By definition, xenophobia is the act of dislike of or prejudice against people from other countries. Locals in Singapore have been accused of such by expats. Ironically, Singapore has been a country of immigrants for centuries. The small country located in Southeast Asia is a melting pot of people from around the region and racial harmony has been ingrained in the locals for peacekeeping of the country.
It takes a lot to be able to live with different ethnicities, cultures, and religions in such a small land area (and high human density). The government has managed to allow intermingling and living together via policies such as the racial quotas implemented in Singapore’s public housing system managed by the Housing Development Board (HDB). Locals have also been taught to understand the cultures of all different ethnicities and practise tolerance with each other in school. Racial harmony efforts have been ingrained since young.

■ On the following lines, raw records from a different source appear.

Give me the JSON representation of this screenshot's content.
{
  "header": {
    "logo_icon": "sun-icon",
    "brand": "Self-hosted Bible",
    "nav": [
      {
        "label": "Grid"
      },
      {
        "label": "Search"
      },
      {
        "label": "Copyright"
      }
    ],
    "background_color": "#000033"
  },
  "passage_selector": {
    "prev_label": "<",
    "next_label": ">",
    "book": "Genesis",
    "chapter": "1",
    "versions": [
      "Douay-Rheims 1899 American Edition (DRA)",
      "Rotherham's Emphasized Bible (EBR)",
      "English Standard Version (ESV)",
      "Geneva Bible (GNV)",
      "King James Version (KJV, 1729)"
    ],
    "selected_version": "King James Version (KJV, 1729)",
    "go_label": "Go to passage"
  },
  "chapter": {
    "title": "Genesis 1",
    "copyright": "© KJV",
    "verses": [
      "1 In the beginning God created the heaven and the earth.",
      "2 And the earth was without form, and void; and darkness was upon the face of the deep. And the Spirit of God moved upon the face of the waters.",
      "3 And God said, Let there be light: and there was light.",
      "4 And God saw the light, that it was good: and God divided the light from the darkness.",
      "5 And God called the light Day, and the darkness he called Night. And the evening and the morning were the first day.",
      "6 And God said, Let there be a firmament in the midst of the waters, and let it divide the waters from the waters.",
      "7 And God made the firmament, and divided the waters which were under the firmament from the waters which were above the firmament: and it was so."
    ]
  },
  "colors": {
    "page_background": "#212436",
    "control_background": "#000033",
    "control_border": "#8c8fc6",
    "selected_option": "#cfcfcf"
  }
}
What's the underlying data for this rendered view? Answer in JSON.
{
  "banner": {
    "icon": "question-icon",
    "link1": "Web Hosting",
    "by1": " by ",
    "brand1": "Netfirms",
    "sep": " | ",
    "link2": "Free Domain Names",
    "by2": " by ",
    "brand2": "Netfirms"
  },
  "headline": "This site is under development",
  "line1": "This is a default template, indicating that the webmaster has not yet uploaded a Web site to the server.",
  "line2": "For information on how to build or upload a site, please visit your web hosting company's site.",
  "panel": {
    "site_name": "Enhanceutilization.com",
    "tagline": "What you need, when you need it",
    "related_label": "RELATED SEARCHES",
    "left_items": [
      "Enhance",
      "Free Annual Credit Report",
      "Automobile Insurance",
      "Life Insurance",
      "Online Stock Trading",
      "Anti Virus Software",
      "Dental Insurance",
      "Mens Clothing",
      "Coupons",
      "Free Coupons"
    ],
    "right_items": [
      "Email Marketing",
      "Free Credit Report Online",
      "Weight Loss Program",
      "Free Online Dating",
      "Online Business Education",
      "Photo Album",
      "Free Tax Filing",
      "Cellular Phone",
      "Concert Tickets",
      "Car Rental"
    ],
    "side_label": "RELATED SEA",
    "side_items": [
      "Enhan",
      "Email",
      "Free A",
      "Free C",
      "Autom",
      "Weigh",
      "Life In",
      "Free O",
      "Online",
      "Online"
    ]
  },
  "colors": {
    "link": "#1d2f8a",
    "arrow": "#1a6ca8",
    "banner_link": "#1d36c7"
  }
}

With a low birth rates, ageing population, and lack of natural resources, Singapore’s immigration policy through the years has been quite liberal. To continue being an economic powerhouse, Singapore needs foreigners to cover the gap in its workforce. As a young nation, its economy is still growing and the government has been proactive to keep the country competitive in future by investing in specific or new sectors.
However, in recent years, more and more locals are voicing out their dissatisfaction with the growing number of foreigners in the country, especially since news of expats, permanent residents, or new citizens misbehaving in public or committing crimes. When it comes to persecuting the guilty, locals find that a different set of laws are set for these groups of foreigners as compared to born locals due to the light sentences meted out for the crimes committed. While cases of expats misbehaving are low, the media portrayals of them sensationalised the content, flaming the locals’ ire. There is no evidence that there are biases in the law but these sentiments have come from a place of wariness for foreigners.
For years, locals have been finding it hard to get jobs or go up the career ladder due to the influx of foreign talent. This increases the displeasure amongst locals against foreigners, thus the xenophobia.
In practice, Singaporeans are naturally warm people and are very accepting of different cultures and ideas. This is to the younger generation’s upbringing with Western and now globalised media content exposure. The xenophobic comments largely come from social media comments although there have been reports of passive racism from locals toward expats. However, this is rare.
Is Singapore still an attractive country for expats?
Singapore’s attractiveness to expats does not solely rely on its locals. There are a lot of benefits to living and working in Singapore, especially long-term. Apart from the obvious benefits such as low taxes, plethora of job and business opportunities, and high standard of living, an expat can expect to live the Singaporean lifestyle. With higher disposable income, residents of Singapore like to travel around the region multiple times a year, dine out often, and partake in hobbies.
The longer an expat lives in the country, the more they will understand its customs and social norms. Many have continued staying in Singapore. This is evident in the number of Permanent Residency applications received by the Immigration & Checkpoints Authority of Singapore (ICA) every year. An estimated minimum of 100,000 – 150,000 Singapore PR applications are received annually.
Expats who plan to live and work in Singapore long-term should apply for the Singapore PR for better career flexibility, enjoy visa-free travel, and take advantage of perks like having a Central Provident Fund (CPF) account for housing, medical, and retirement purposes.